Planning Your Business Exit
As many companies who struggled through Covid-19 realized, the most important components of any business at time of sale are predictable revenue, profits and liquid cash. Here are the immediate steps any business owner should consider as they plan for an exit:
1. Convert Your Clients to Longer Term Contracts and Create a Repeatable Sales Process
Predictable revenue allows a buyer to easily estimate when they will recoup their investment in buying your business. If your books don’t demonstrate profitable growth secured by multi-year engagements, your business is worth about the equivalent of your previous years’ net income. While your month-to- month billing may be a selling feature for clients, it’s a big red flag to buyers who won’t be guaranteed that your clients don’t leave when you do.
- Your first step towards a higher company valuation upon exit is converting your break-fix clients to managed clients.
- Then, move your month to month managed services clients to agreements with longer engagement terms.
- Finally, demonstrate your ability to add new, profitable clients every month. Adding 20% or more to your top line annually (while minimizing attrition and maintaining your margins) is a good number to strive for. It shows steady, planned, repeatable growth – much more attractive to a potential buyer than wildly inconsistent feast/famine years.
2. Clean up your P&L
A higher level of profitability means higher values, as the purchaser will see how they can eliminate some headcount (yours included) and remove duplicate cost centers (like accounting) then combine other spends for more favorable terms from shared vendors. If you have traditionally been a lifestyle business, or you use your business for personal expenses regularly, it’s time to begin sorting out your personal business from actual business.
Nobody is going to judge fellow entrepreneurs for writing off their Pelotons or their wine cellars. Most buyers will understand your interest in using your business to your advantage, but you’ll want to be able to clearly demonstrate to your buyer the line items that leave your P&L when you leave the business. If your business leases your cars, pays your home internet bill, or paid for your last vacation, choose one bank account or credit card that you use only for purchases that you’re only able to charge to the business because you are the business owner.
3. Get the Benjamins
The final step in getting your finances right in preparation for sale is paying yourself an industry standard CEO salary. Your profit margins aren’t real if 100% of them would be necessary to hire someone to replace you. Don’t be a martyr, pay yourself first.
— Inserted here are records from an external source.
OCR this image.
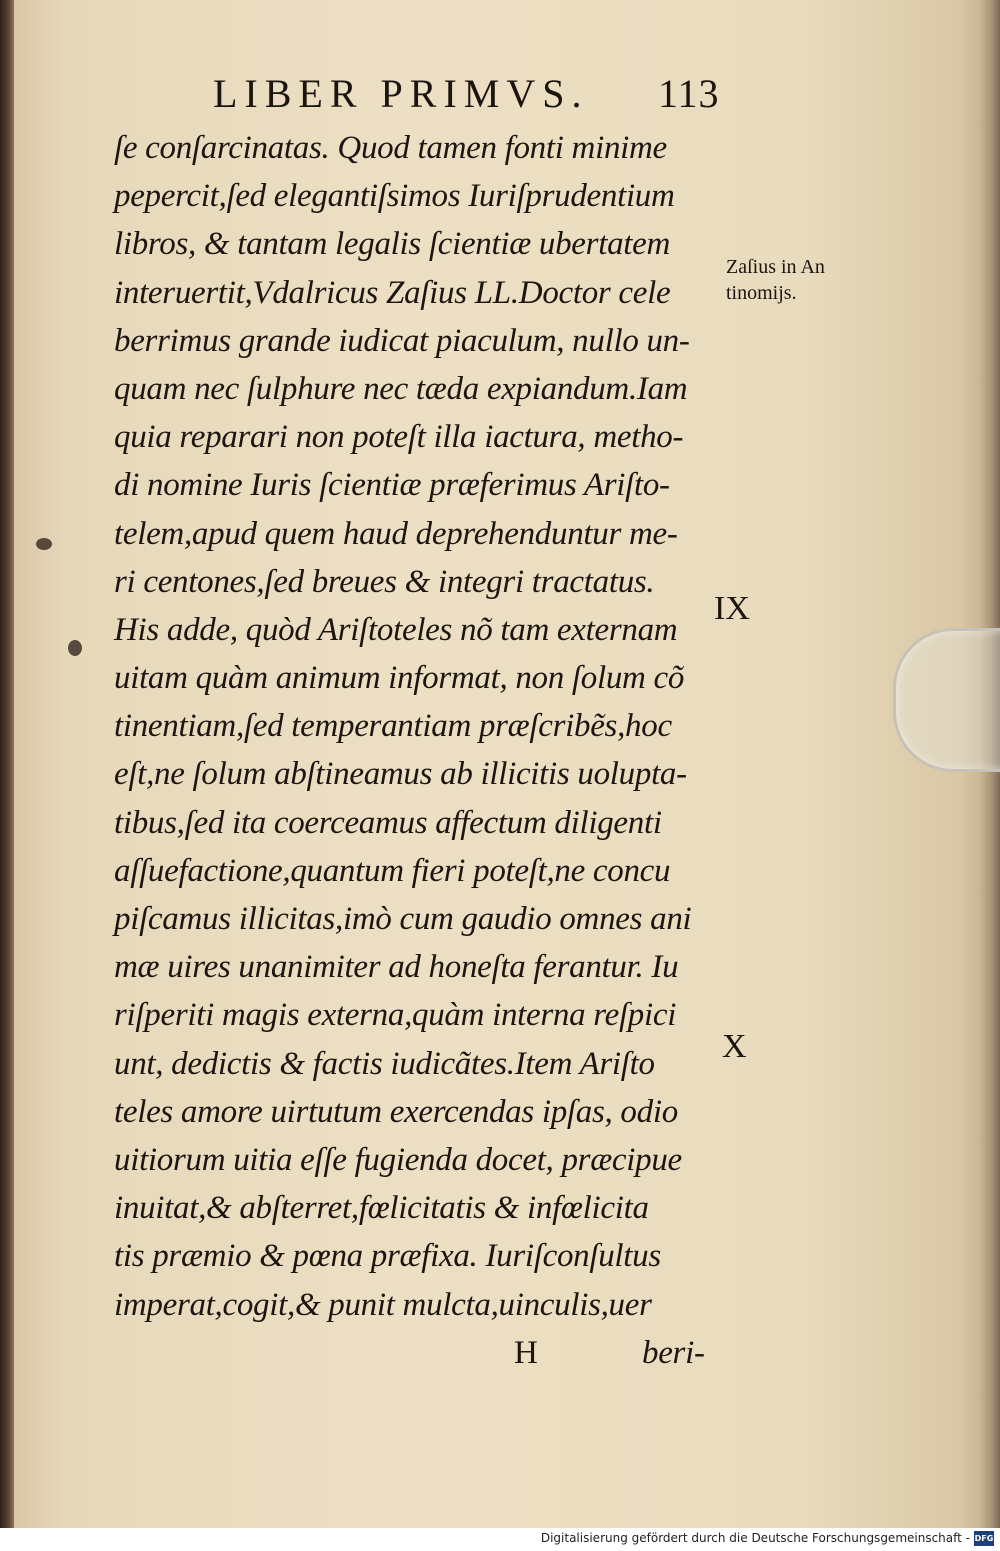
LIBER PRIMVS. 113
ſe conſarcinatas. Quod tamen fonti minime
pepercit,ſed elegantiſsimos Iuriſprudentium
libros, & tantam legalis ſcientiæ ubertatem
interuertit,Vdalricus Zaſius LL.Doctor cele
berrimus grande iudicat piaculum, nullo un-
quam nec ſulphure nec tæda expiandum.Iam
quia reparari non poteſt illa iactura, metho-
di nomine Iuris ſcientiæ præferimus Ariſto-
telem,apud quem haud deprehenduntur me-
ri centones,ſed breues & integri tractatus.
His adde, quòd Ariſtoteles nõ tam externam
uitam quàm animum informat, non ſolum cõ
tinentiam,ſed temperantiam præſcribẽs,hoc
eſt,ne ſolum abſtineamus ab illicitis uolupta-
tibus,ſed ita coerceamus affectum diligenti
aſſuefactione,quantum fieri poteſt,ne concu
piſcamus illicitas,imò cum gaudio omnes ani
mæ uires unanimiter ad honeſta ferantur. Iu
riſperiti magis externa,quàm interna reſpici
unt, dedictis & factis iudicãtes.Item Ariſto
teles amore uirtutum exercendas ipſas, odio
uitiorum uitia eſſe fugienda docet, præcipue
inuitat,& abſterret,fœlicitatis & infœlicita
tis præmio & pœna præfixa. Iuriſconſultus
imperat,cogit,& punit mulcta,uinculis,uer
H	beri-
Zaſius in An
tinomijs.
IX
X
Digitalisierung gefördert durch die Deutsche Forschungsgemeinschaft - DFG
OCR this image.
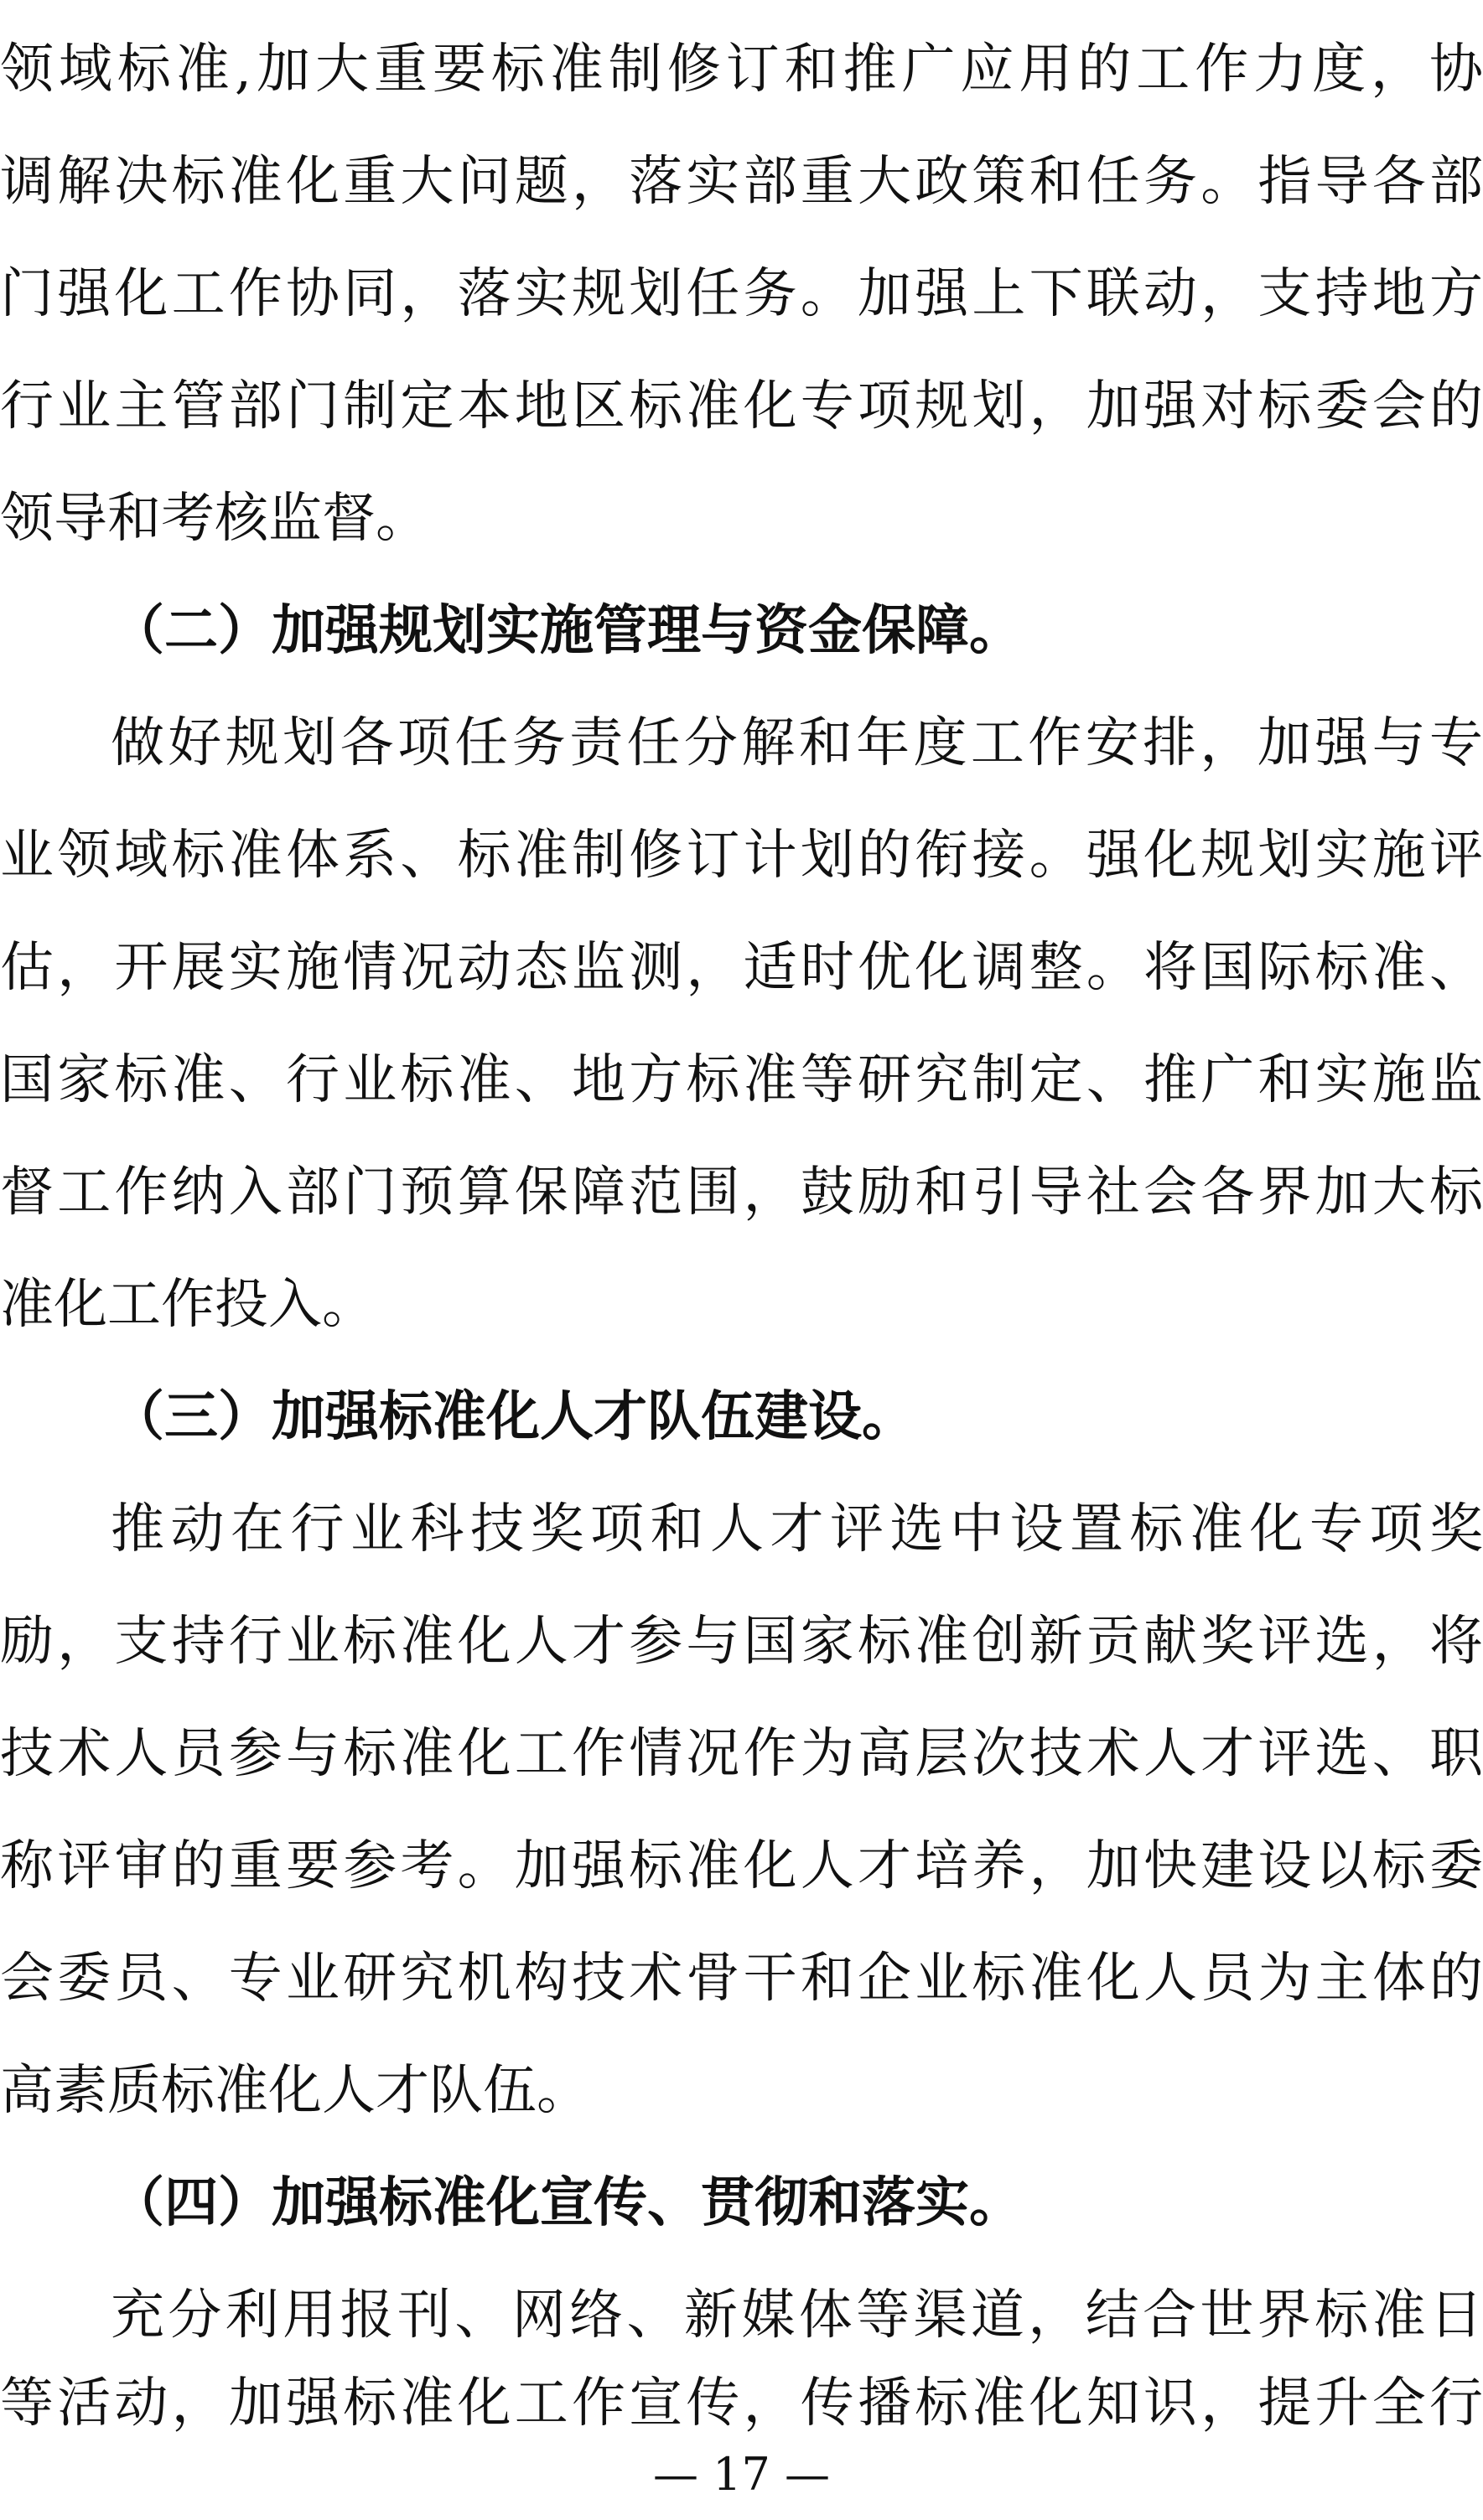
领域标准,加大重要标准制修订和推广应用的工作力度，协
调解决标准化重大问题，落实部重大政策和任务。指导各部
门强化工作协同，落实规划任务。加强上下联动，支持地方
行业主管部门制定本地区标准化专项规划，加强对标委会的
领导和考核监督。
（二）加强规划实施管理与资金保障。
做好规划各项任务责任分解和年度工作安排，加强与专
业领域标准体系、标准制修订计划的衔接。强化规划实施评
估，开展实施情况动态监测，适时优化调整。将国际标准、
国家标准、行业标准、地方标准等研究制定、推广和实施监
督工作纳入部门预算保障范围，鼓励和引导社会各界加大标
准化工作投入。
（三）加强标准化人才队伍建设。
推动在行业科技奖项和人才评选中设置标准化专项奖
励，支持行业标准化人才参与国家标准创新贡献奖评选，将
技术人员参与标准化工作情况作为高层次技术人才评选、职
称评审的重要参考。加强标准化人才培养，加快建设以标委
会委员、专业研究机构技术骨干和企业标准化人员为主体的
高素质标准化人才队伍。
（四）加强标准化宣传、贯彻和落实。
充分利用报刊、网络、新媒体等渠道，结合世界标准日
等活动，加强标准化工作宣传，传播标准化知识，提升全行
— 17 —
The person acquiring your business needs to budget to replace you, and there’s no point in them acquiring a business that drops in profitability when they need to add headcount.
The Importance of The Rainy Day Fund
Liquid cash gives you choices. Having a significant amount of operating capital saved and available means you or your estate can be patient in finding a buyer, taking the best deal instead of the first offer.
Not all exits are joyful. We don’t generally get to read about the poor ones. We don’t celebrate the failure of a fellow entrepreneur, so the less-than-exciting stories never get published.
There are more quiet failures than there are triumphant 10x exits. Here are two great resources if you’d like to consider new ways of managing your business towards a more attractive exit:
- The E-Myth – Michael Gerber: A great primer for those who haven’t been able to extract themselves from the day-to-day, but would like to do so.
- Profit First – Mike Michalowitz: Learn how to change your business and begin paying yourself first.